Une nouvelle recherche de l’Université de l’Arizona suggère qu’un simple changement alimentaire – le jeûne intermittent (FI) – pourrait fondamentalement modifier la façon dont le corps réagit aux médicaments opioïdes. En observant les effets du jeûne sur des modèles animaux, les scientifiques ont découvert que ce régime pouvait améliorer le soulagement de la douleur tout en réduisant simultanément le risque de dépendance et les effets secondaires courants.
Briser le cycle de la récompense et de la dépendance
Le cœur de la dépendance aux opioïdes réside dans le « circuit de récompense » du cerveau. Lorsque des opioïdes sont consommés, ils déclenchent une poussée d’euphorie, apprenant au cerveau à avoir envie de la substance pour atteindre le même effet. Ce cycle est ce qui conduit à la dépendance et à l’addiction à long terme.

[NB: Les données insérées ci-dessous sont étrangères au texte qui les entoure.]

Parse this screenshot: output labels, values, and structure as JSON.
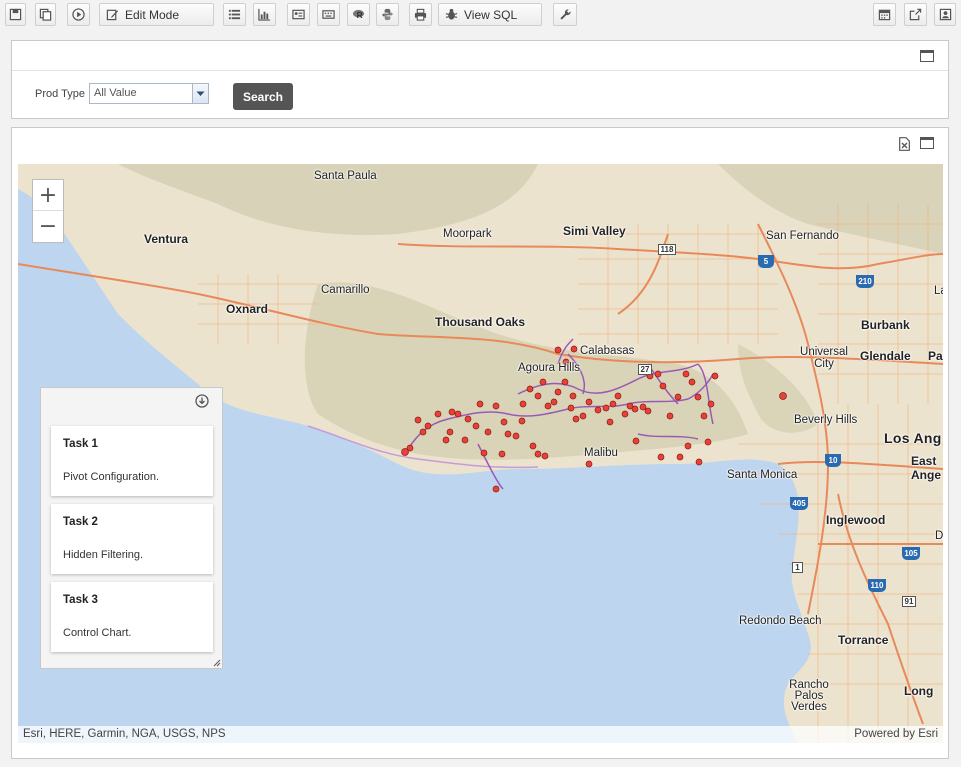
{
  "toolbar": {
    "edit_mode_label": "Edit Mode",
    "view_sql_label": "View SQL"
  },
  "filter": {
    "prod_type_label": "Prod Type",
    "prod_type_value": "All Value",
    "search_label": "Search"
  },
  "map": {
    "places": {
      "santa_paula": "Santa Paula",
      "ventura": "Ventura",
      "moorpark": "Moorpark",
      "simi_valley": "Simi Valley",
      "san_fernando": "San Fernando",
      "camarillo": "Camarillo",
      "oxnard": "Oxnard",
      "thousand_oaks": "Thousand Oaks",
      "burbank": "Burbank",
      "calabasas": "Calabasas",
      "universal_city": "Universal City",
      "glendale": "Glendale",
      "agoura_hills": "Agoura Hills",
      "beverly_hills": "Beverly Hills",
      "los_angeles": "Los Ang",
      "east_la": "East Ange",
      "malibu": "Malibu",
      "santa_monica": "Santa Monica",
      "inglewood": "Inglewood",
      "redondo_beach": "Redondo Beach",
      "torrance": "Torrance",
      "rancho_palos_verdes": "Rancho Palos Verdes",
      "long_beach": "Long",
      "la_edge": "La",
      "pa_edge": "Pa",
      "d_edge": "D"
    },
    "shields": {
      "r118": "118",
      "i5": "5",
      "i210": "210",
      "r27": "27",
      "i10": "10",
      "i405": "405",
      "i105": "105",
      "r1": "1",
      "i110": "110",
      "r91": "91"
    },
    "attribution": "Esri, HERE, Garmin, NGA, USGS, NPS",
    "powered_by": "Powered by Esri"
  },
  "tasks": [
    {
      "title": "Task 1",
      "desc": "Pivot Configuration."
    },
    {
      "title": "Task 2",
      "desc": "Hidden Filtering."
    },
    {
      "title": "Task 3",
      "desc": "Control Chart."
    }
  ],
  "colors": {
    "water": "#bdd5ee",
    "land": "#ece3cf",
    "route": "#9b59b6",
    "marker": "#e8413a"
  }
}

Dans une étude récente dirigée par le Dr John Streicher, des chercheurs ont testé ce mécanisme sur des souris. L’étude a comparé deux groupes : un groupe témoin ayant un accès illimité à la nourriture et un groupe suivant une fenêtre de repas quotidienne de six heures. Les deux groupes ont reçu des traitements aux opioïdes.
Les résultats ont été frappants :
– Le groupe témoin : A montré la réponse de « récompense » attendue, démontrant l’association euphorique typique avec le médicament.
– Le groupe IF : n’a montré aucune preuve de récompense. Ces souris n’ont pas ressenti l’effet euphorisant et n’ont pas non plus appris à associer la drogue au plaisir.
Cela suggère que le jeûne intermittent peut dissocier les bienfaits analgésiques des opioïdes de l’effet neurologique qui entraîne un comportement addictif.
Améliorer l’efficacité et réduire les effets secondaires
Au-delà de l’impact sur la dépendance, l’étude a révélé que le jeûne intermittent améliorait considérablement la qualité globale du traitement aux opioïdes. Pour les patients souffrant de douleur chronique, l’objectif est souvent de maximiser le soulagement tout en minimisant les conséquences physiologiques du médicament.
La recherche a mis en évidence trois améliorations clés dans le groupe à jeun :
- Soulagement amélioré de la douleur : Les souris soumises à un régime IF ont ressenti un soulagement de la douleur à la fois plus important et plus durable que le groupe témoin.
- Tolérance réduite : Dans le groupe témoin, la tolérance a augmenté de 100 %, ce qui signifie que les souris ont eu besoin de doses plus élevées pour obtenir le même effet. En revanche, le groupe IF n’a constaté qu’une augmentation de 40 %, ce qui suggère qu’il pourrait maintenir son efficacité sans augmenter rapidement sa dose.
- Santé intestinale améliorée : Les opioïdes sont connus pour causer des problèmes gastro-intestinaux, en particulier la constipation. Les souris IF ont souffert de moins de constipation et ont récupéré plus rapidement des médicaments, une découverte qui concorde avec les connaissances existantes concernant l’impact positif du jeûne sur la santé intestinale.
Du laboratoire à la clinique : le chemin à parcourir
Bien que ces découvertes soient actuellement basées sur des modèles animaux, elles représentent une frontière prometteuse pour la médecine humaine. Contrairement au développement d’un nouveau médicament pharmaceutique, qui peut prendre une décennie et coûter des millions en processus d’approbation par la FDA, les interventions diététiques peuvent être mises en œuvre et testées beaucoup plus rapidement.
L’équipe de recherche travaille déjà à transférer ces résultats vers des essais cliniques sur l’homme. L’objectif est de déterminer si un protocole de jeûne structuré peut être intégré en toute sécurité au traitement de la douleur aux opioïdes pour aider les patients à gérer la douleur sans tomber dans le piège de la dépendance.
« Tous ces résultats réunis suggèrent que les effets secondaires sont réduits et que l’efficacité est améliorée, ce qui est exactement ce que vous souhaitez », déclare le Dr Streicher.
Conclusion
En neutralisant potentiellement la réponse de récompense du cerveau aux opioïdes, le jeûne intermittent offre une stratégie nouvelle et peu coûteuse pour améliorer la gestion de la douleur et lutter contre la crise croissante de la toxicomanie. Les futurs essais cliniques sur l’homme seront essentiels pour confirmer si ces changements biologiques peuvent être reproduits en toute sécurité chez les patients.